このコラムは日経ビジネスオンライン「鈴木友也の米国スポーツビジネス最前線」にて掲載されたものです

 2009年12月15日、米プロバスケットボール協会(NBA)のクリーブランド・キャバリアーズ対ニュージャージー・ネッツ戦のハーフタイムに、赤と黒の中国民族衣装風コスチュームを身にまとった艶やかなダンスチームが突然コートに出現し、クリーブランドのアリーナにオリエンタルな風を吹き込んでいました。彼女達の名前は「チンタオ・ダンサーズ」。そうです、あの中国最大のビールメーカー、青島(チンタオ)ビールによるダンスチームです。

 実は、キャバリアーズとネッツとチンタオ・ダンサーズが一堂に会したこの試合は、最近NBAで起こっている、ある“変化”を象徴するイベントでした。その変化とは、外国人投資家を引き付ける自由主義的なヨーロッパモデルの長所を取り込もうとする動きです。

 昨年5月、クリーブランド・キャバリアーズは球団株式の15%を中国人投資家グループに売却することで基本合意しました。キャバリアーズは、“マイケル・ジョーダン二世”との呼び声高いレブロン・ジェームズ選手がプレーするチームで、NBA人気の高い中国でも特に注目度の高いチームとして知られています(2009-10年シーズンには、キャバリアーズの全82試合中34試合が中国で放映予定)。

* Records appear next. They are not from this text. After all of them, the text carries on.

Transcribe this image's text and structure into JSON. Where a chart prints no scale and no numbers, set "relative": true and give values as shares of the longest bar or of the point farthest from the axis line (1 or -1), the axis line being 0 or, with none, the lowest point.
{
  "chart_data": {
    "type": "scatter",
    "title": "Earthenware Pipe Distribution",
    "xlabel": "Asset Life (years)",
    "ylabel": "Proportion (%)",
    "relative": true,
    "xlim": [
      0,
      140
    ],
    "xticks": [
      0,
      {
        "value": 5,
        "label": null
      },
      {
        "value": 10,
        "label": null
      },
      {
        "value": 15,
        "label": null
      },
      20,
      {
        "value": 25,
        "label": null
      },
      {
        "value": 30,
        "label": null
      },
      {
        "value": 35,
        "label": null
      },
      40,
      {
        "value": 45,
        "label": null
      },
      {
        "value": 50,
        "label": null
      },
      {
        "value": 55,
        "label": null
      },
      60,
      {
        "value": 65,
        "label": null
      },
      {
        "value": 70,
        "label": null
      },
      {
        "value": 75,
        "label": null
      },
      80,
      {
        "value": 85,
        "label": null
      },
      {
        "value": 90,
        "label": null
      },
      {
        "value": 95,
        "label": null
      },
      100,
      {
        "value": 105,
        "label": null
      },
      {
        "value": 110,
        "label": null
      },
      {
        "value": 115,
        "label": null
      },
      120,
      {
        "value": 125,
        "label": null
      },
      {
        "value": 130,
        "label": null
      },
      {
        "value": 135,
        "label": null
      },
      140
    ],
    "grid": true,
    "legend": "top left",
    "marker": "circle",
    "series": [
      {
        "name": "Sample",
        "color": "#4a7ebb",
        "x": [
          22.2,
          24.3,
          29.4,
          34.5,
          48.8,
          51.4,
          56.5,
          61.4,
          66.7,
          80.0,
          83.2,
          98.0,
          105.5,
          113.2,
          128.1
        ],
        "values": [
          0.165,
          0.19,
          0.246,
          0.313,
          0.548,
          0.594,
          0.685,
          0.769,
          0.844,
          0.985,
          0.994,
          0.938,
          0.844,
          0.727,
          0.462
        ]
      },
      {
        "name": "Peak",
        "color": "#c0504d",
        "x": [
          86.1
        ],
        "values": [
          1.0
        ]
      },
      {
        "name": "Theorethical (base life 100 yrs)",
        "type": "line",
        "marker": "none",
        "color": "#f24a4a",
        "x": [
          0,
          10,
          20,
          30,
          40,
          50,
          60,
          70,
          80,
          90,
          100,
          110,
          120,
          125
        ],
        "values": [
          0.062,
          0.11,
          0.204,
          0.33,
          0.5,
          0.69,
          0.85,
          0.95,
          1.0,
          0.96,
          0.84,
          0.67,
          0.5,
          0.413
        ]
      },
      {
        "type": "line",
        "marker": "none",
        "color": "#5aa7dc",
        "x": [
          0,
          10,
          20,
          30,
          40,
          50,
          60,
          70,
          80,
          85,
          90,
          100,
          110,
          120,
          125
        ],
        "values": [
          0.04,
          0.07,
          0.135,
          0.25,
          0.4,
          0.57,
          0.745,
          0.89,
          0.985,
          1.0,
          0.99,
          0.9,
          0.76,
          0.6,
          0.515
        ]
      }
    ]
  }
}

 そして、このNBA初の外国人オーナー誕生というニュースの水面下で、青島ビールとキャバリアーズとの間でスポンサーシップ契約の交渉が進められていました。先のチンタオ・ダンサーズが登場したのは、この契約が成立した翌日だったのです。この契約はキャバリアーズの新オーナーとなった黄健華(ファン・ジェンファ)氏の仲介でもたらされたものだと言われています。

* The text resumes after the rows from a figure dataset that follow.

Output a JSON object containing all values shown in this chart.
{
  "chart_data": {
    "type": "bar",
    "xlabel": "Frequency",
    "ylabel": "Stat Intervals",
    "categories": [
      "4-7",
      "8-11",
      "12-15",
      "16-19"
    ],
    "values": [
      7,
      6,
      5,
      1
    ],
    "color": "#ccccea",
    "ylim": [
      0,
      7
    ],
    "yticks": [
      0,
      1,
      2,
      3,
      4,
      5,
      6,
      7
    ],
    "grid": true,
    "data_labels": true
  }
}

 この契約により、青島ビールはキャバリアーズのホームアリーナでの「独占中国ビール」の権利を得ると同時に、アリーナや公式ホームページへの広告掲出などが実現されるほか、試合中にチンタオ・ダンサーズのパフォーマンスなどを実施できることになりました。

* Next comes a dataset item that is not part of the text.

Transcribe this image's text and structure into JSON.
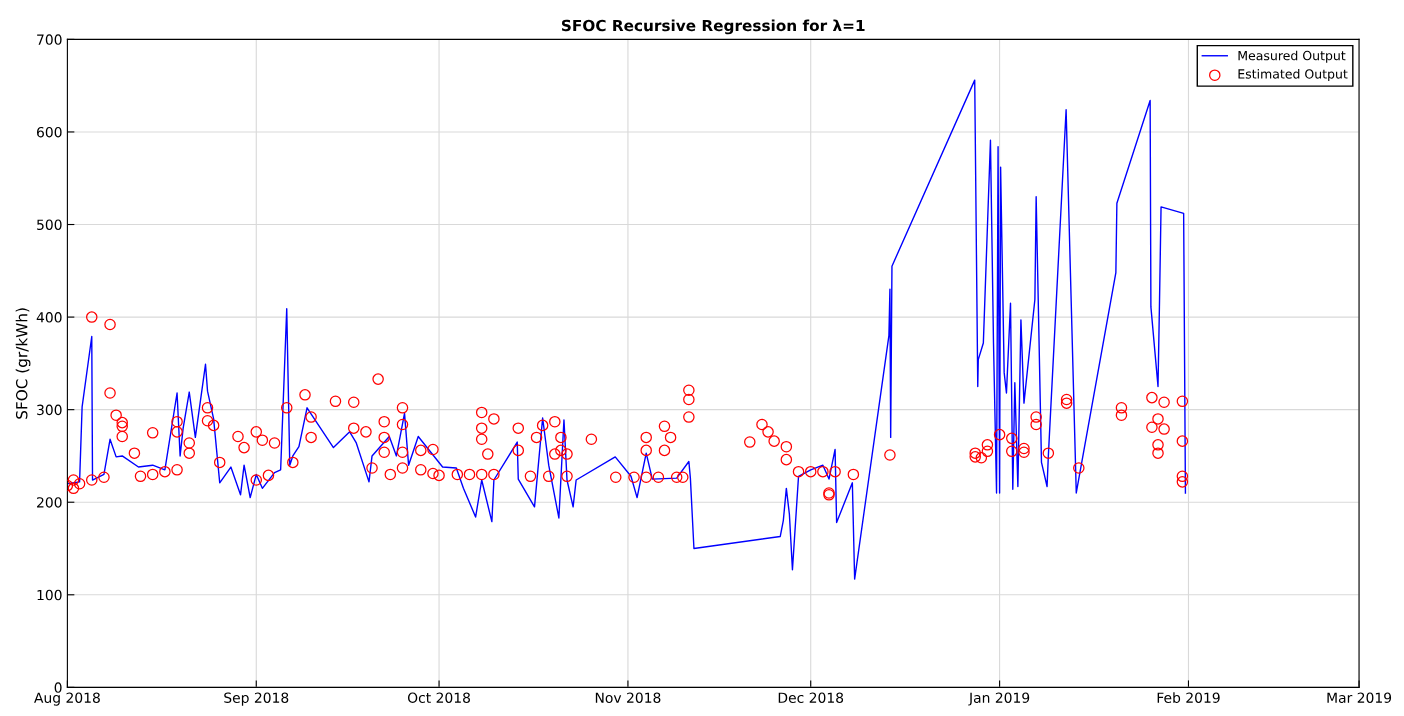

 実は、このチンタオ・ダンサーズは、NBAが昨年中国で実施した中国人によるチアリーダーオーディションを勝ち抜いた6名で組織されています。オーディションの模様は、中国最大のスポーツ放送局CCTVにてドキュメンタリー番組として放送されました。つまり、青島ビールとのスポンサーシップ契約が記者発表された翌日の試合が、この6名のファイナリストのデビュー戦でもあったわけです。この仕掛けが中国での視聴率アップを狙ったものであったことは言うまでもありません。

積極的に外国人投資家に門戸を開くNBA

 キャバリアーズ同様、昨年外国人投資家に球団株式を売却したNBAチームがありました。それは、偶然ですが、チンタオ・ダンサーズが登場した試合で対戦相手だったニュージャージー・ネッツです。

 ネッツもロシア人実業家のミハイル・プロホロフ氏に球団株式の80%と2012年にブルックリンにオープン予定の新アリーナの株式の45%を2億ドル(約180億円)で売却することで基本合意しました。NBAでは、球団売却が正式に認められるためにはNBAオーナーの4分の3以上の賛成が必要とされていますが、デビッド・スターンNBAコミッショナーの後ろ盾もあり、この2つのチームでの外国人オーナー誕生は時間の問題となっています。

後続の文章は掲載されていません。